The irony was cruel—Sharingan, a power born from love, now driven by Danzo's hatred and disappointment. The withered blade surged again with chakra, darker and sharper than before, lunging to pierce Hiruzen's heart.
But before it struck—
A surge of water burst upward, forming a blue curtain of living steel. The torrent hissed against Danzo's blade, halting its momentum in a shower of sparks and mist.
"Tobirama…" Hiruzen breathed.
The Second Hokage stood before him, fury etched across his features, his killing intent sharp enough to tear the air apart.
"Hiruzen! What are you doing?!" Tobirama's voice boomed like thunder, shaking his former student to his core.

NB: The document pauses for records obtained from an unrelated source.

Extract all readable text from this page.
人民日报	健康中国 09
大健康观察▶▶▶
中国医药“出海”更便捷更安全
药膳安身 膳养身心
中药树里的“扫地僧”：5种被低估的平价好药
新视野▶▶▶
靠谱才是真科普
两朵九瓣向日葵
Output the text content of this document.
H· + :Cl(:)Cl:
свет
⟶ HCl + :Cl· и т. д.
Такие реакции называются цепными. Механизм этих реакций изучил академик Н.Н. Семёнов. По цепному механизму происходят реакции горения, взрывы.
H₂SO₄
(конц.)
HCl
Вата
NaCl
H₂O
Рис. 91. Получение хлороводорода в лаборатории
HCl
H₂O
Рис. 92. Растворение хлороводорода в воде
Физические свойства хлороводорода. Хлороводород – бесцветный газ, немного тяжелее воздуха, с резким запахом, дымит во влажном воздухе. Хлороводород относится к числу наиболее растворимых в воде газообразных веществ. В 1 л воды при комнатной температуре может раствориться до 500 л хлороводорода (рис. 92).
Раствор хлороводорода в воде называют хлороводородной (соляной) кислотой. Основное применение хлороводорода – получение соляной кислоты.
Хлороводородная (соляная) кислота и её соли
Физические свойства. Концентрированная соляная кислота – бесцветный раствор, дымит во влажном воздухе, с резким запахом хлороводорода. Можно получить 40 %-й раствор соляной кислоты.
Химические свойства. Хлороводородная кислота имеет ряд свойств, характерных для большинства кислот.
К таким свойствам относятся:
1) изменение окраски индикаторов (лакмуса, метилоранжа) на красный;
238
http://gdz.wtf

"Sensei…" Hiruzen's voice cracked with guilt and grief. "I… I have failed."
"Monkey!" Tobirama snapped, whirling on him with eyes like steel. "How long will you keep running away? You are the Hokage—not for yourself, and not for Danzo. You carry the will of Konoha itself! Stand up!"
Hiruzen trembled. For the first time in years, his heart stirred beneath the crushing weight of his regrets.
Danzo's voice cut through the tension like a blade:
"Hiruzen… do you still remember your dream back then?"
The Sharingan in his palm spun faster, burning red like molten coals. His words dripped with scorn and sorrow alike:
"Wherever leaves dance, fire will burn. The shadow of the fire will illuminate the village, and then new leaves will bud again. That was your vow, wasn't it? To become the fire itself?"
Hiruzen's eyes widened. In his chest, that forgotten oath pulsed faintly—like an ember gasping for air.
And then—suddenly, the Sharingan image that haunted him vanished. One of Danzo's eyes on his body shut closed. In their place, an ominous, suffocating stillness descended.
The air turned heavy.
Something unseen had shifted.
A sense of foreboding spread through the wreckage, chilling to the bone.